Cell culture
Conditionally immortalized podocytes [11] (SVI; NIPOKA GmbH, Greifswald, Germany) were used for all the cell culture experiments and were handled as previously described [12]. Podocytes were maintained in RPMI 1640 medium (Sigma‒Aldrich, St. Louis, MO, USA) supplemented with 10% fetal bovine serum (FBS; Boehringer Mannheim, Mannheim, Germany), 100 U/mL penicillin, and 0.1 mg/mL streptomycin (Thermo Fisher Scientific, Waltham, MA, USA).
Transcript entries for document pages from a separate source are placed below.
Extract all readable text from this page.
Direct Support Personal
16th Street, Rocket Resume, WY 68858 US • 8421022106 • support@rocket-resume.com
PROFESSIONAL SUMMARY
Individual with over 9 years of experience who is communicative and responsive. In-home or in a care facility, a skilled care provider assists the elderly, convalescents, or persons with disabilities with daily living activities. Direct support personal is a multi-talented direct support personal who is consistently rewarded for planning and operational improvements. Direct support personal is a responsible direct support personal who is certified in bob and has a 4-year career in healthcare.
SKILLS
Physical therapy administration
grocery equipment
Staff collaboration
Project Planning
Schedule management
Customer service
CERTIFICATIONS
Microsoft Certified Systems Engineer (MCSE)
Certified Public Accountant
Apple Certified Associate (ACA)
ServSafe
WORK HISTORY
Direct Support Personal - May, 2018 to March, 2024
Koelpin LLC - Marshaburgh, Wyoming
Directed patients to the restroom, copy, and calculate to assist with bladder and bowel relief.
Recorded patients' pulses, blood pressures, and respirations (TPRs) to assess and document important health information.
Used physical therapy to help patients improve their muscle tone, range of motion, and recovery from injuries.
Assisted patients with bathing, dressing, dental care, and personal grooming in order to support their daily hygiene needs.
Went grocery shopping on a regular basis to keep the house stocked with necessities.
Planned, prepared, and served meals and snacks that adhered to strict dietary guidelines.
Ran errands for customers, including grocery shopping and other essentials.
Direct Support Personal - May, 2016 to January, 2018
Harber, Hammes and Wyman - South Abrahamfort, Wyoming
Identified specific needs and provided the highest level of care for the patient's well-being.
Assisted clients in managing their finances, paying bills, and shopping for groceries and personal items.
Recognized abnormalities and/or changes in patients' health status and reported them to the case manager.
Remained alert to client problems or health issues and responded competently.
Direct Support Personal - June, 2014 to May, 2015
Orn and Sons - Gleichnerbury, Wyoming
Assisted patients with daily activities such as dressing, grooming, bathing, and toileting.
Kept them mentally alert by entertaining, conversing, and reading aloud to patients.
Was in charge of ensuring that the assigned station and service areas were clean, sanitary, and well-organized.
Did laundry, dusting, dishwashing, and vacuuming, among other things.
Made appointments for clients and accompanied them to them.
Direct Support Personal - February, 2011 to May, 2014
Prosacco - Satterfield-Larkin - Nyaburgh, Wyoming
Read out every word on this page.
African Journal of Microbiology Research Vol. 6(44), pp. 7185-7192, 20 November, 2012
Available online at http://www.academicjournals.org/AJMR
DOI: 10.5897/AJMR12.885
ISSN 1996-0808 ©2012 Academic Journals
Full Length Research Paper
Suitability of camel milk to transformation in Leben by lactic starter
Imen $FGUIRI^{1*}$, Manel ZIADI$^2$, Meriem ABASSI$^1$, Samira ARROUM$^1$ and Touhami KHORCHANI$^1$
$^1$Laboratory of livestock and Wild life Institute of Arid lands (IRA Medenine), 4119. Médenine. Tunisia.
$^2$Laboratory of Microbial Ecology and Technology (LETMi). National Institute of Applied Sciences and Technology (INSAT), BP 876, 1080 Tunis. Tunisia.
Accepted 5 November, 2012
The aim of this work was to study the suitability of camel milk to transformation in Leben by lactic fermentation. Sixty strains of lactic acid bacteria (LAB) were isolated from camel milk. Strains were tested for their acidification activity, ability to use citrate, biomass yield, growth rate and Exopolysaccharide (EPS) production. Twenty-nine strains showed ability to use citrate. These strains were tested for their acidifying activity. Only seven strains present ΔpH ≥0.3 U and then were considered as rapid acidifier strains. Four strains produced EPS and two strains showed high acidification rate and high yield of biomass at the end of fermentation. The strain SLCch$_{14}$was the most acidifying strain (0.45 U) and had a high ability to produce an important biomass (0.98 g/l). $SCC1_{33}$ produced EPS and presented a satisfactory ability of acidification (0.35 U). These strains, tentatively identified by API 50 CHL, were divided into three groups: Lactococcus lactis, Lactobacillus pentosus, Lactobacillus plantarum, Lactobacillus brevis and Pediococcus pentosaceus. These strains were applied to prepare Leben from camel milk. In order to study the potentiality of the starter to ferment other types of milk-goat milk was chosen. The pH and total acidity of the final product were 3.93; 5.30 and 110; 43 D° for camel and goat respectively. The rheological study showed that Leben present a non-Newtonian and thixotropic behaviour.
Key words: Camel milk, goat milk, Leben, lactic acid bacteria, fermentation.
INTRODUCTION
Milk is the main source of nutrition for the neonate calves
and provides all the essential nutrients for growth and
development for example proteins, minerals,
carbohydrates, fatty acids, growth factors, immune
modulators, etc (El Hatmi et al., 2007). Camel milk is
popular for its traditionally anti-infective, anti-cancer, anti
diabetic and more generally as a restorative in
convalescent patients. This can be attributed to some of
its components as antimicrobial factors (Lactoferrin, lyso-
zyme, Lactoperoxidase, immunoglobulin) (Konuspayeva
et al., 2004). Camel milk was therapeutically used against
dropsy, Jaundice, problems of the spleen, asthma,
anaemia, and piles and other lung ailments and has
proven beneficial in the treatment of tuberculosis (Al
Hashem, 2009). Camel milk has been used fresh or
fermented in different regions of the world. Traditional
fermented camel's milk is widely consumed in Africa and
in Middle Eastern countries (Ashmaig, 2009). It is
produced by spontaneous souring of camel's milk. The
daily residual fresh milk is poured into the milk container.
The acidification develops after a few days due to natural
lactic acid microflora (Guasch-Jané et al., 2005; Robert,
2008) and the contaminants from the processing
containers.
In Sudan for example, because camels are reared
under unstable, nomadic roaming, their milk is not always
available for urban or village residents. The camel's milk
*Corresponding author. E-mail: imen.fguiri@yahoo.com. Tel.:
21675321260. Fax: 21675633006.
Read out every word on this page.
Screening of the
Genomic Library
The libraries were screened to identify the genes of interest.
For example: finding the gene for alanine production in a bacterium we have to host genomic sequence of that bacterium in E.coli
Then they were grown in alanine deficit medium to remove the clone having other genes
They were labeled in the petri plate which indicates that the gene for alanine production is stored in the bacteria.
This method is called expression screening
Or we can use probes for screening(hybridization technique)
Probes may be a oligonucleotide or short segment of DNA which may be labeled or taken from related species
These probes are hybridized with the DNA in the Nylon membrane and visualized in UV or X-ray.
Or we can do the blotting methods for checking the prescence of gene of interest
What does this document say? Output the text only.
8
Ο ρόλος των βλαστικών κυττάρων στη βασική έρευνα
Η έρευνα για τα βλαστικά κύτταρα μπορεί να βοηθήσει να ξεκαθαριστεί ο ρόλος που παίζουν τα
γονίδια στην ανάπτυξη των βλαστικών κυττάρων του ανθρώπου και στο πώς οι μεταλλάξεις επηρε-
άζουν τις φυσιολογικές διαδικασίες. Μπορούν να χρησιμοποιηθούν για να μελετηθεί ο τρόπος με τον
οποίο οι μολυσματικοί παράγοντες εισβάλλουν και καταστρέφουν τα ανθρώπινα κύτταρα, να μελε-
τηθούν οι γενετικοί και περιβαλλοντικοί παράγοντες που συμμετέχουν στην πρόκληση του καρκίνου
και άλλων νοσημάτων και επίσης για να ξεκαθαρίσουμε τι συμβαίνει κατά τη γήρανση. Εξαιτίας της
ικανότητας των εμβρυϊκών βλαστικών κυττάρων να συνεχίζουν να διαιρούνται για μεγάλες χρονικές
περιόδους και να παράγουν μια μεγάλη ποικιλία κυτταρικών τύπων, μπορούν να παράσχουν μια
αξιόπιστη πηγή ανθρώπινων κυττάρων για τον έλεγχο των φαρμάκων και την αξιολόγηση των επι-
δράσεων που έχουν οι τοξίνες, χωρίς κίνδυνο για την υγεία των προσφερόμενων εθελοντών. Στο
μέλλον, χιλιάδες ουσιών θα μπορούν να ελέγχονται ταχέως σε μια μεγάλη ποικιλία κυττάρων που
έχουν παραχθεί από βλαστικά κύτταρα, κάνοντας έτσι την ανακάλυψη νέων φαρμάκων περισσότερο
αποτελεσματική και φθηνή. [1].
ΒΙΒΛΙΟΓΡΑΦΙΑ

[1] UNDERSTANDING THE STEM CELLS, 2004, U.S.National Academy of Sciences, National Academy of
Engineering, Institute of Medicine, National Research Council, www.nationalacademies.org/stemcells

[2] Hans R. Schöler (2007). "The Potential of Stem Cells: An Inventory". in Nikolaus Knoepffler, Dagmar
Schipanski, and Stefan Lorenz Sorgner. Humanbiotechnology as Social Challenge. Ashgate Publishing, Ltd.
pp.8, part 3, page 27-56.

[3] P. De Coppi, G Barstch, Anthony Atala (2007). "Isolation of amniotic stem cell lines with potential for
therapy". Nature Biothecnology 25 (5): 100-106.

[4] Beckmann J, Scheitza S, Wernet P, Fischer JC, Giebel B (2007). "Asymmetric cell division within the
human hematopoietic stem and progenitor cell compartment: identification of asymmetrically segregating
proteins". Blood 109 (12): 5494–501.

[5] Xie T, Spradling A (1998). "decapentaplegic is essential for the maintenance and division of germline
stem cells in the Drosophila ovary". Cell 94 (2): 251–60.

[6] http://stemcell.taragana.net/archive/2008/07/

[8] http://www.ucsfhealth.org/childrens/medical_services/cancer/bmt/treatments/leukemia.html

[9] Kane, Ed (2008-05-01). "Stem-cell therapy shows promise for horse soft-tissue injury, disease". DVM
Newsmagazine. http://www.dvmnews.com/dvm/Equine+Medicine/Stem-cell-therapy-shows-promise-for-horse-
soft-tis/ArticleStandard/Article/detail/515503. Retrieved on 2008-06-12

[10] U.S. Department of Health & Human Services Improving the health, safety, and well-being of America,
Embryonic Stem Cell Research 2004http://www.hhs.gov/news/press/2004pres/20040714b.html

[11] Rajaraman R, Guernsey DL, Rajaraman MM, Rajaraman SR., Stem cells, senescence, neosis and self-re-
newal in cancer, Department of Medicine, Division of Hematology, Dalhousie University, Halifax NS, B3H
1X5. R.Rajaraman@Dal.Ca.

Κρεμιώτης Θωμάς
For expansion, podocytes were cultured at 33°C and 5% CO2. To induce podocyte differentiation, podocytes were cultured at 38°C and 5% CO2 for at least two weeks before the experiments. Prior to exosome isolation, the cells were washed three times with Dulbecco’s PBS (PBS, Sigma‒Aldrich), and the medium was replaced with RPMI 1640 supplemented with 10% exosome-depleted FBS (System Biosciences, Palo Alto, CA, USA), 100 U/mL penicillin and 0.1 mg/mL streptomycin.
Exosome isolation
The cells were cultured in exosome-depleted media for 3 days. The conditioned medium was transferred to a 15 mL conical tube and centrifuged for 15 min at 3000×g at room temperature (RT) to remove cells and cell debris. The supernatant was transferred to a fresh 15 mL conical tube and centrifuged again for 15 min at 3000×g at RT to remove residual cell debris. Afterwards, 2 mL of Exoquick TC (System Biosciences) was added to the supernatant. After inverting the tube several times, it was incubated at 4°C overnight. Afterwards, the supernatant was centrifuged for 1 h at 10,000×g at 4°C. The exosome pellet was eluted in RPMI 1640 medium without supplements.
Exosome transfection
Exosome transfection was performed with the Exo-Fect™ siRNA/miRNA Transfection Kit (System Biosciences) following the manufacturer’s instructions with some modifications. We used the Silencer Select Flna siRNA (#s101260, Ambion, Thermo Fisher Scientific), Silencer Select Pxn siRNA (#s72562, Ambion, Thermo Fisher Scientific), pre-miR™ miRNA Precursor miR-21 mimics (#AM17100, Ambion, Thermo Fisher Scientific) and the corresponding negative controls (Silencer™ Cy3™-labeled Negative Control No. 1 siRNA, Silencer™ Negative Control No. 1 siRNA and Cy3™-labeled pre-miR Negative Control #1, Ambion, Thermo Fisher Scientific). The volume of the transfection reaction was 110 µL and included 545 nM of each nucleic acid. After incubation for 15 min at RT, the transfection reaction mixture was applied to 100 µL of the eluted exosomes or PBS as a negative control, respectively. This mixture was incubated for 1 h at 37°C in the dark. Exosome cleanup was performed according to the manufacturer’s instructions.
Exosome treatment
Prior to exosome treatment, differentiated podocytes were washed twice with 10 mL of PBS, and the cells were dissociated with 3 mL of trypsin–EDTA (0.05%, 0.02%, Thermo Fisher Scientific). The trypsin–EDTA reaction was blocked by the addition of 9 mL of RPMI 1640 supplemented with exosome-depleted FBS, 100 U/mL penicillin and 0.1 mg/mL streptomycin. The cells were subsequently pelleted via centrifugation at RT and 750×g for 5 min. The pellet was subsequently eluted in 1 mL of RPMI 1640 supplemented with exosome-depleted FBS, 100 U/mL penicillin and 0.1 mg/mL streptomycin. After cell counting, 2.5 × 104 cells per well were seeded in each well of a collagen 4-coated (Thermo Fisher Scientific) 6-well plate in 2 mL of RPMI 1640 supplemented with exosome-depleted FBS, 100 U/mL penicillin and 0.1 mg/mL streptomycin. The cells were subjected to exosome treatments after 3 days. The cleaned-up exosome elutions from the transfection experiments were applied to the corresponding wells. Cells were treated for 48 h for uptake- and knock down experiments and for different durations (4 h to 1 week) and concentrations (18.75–150 µg) to characterize uptake dynamics.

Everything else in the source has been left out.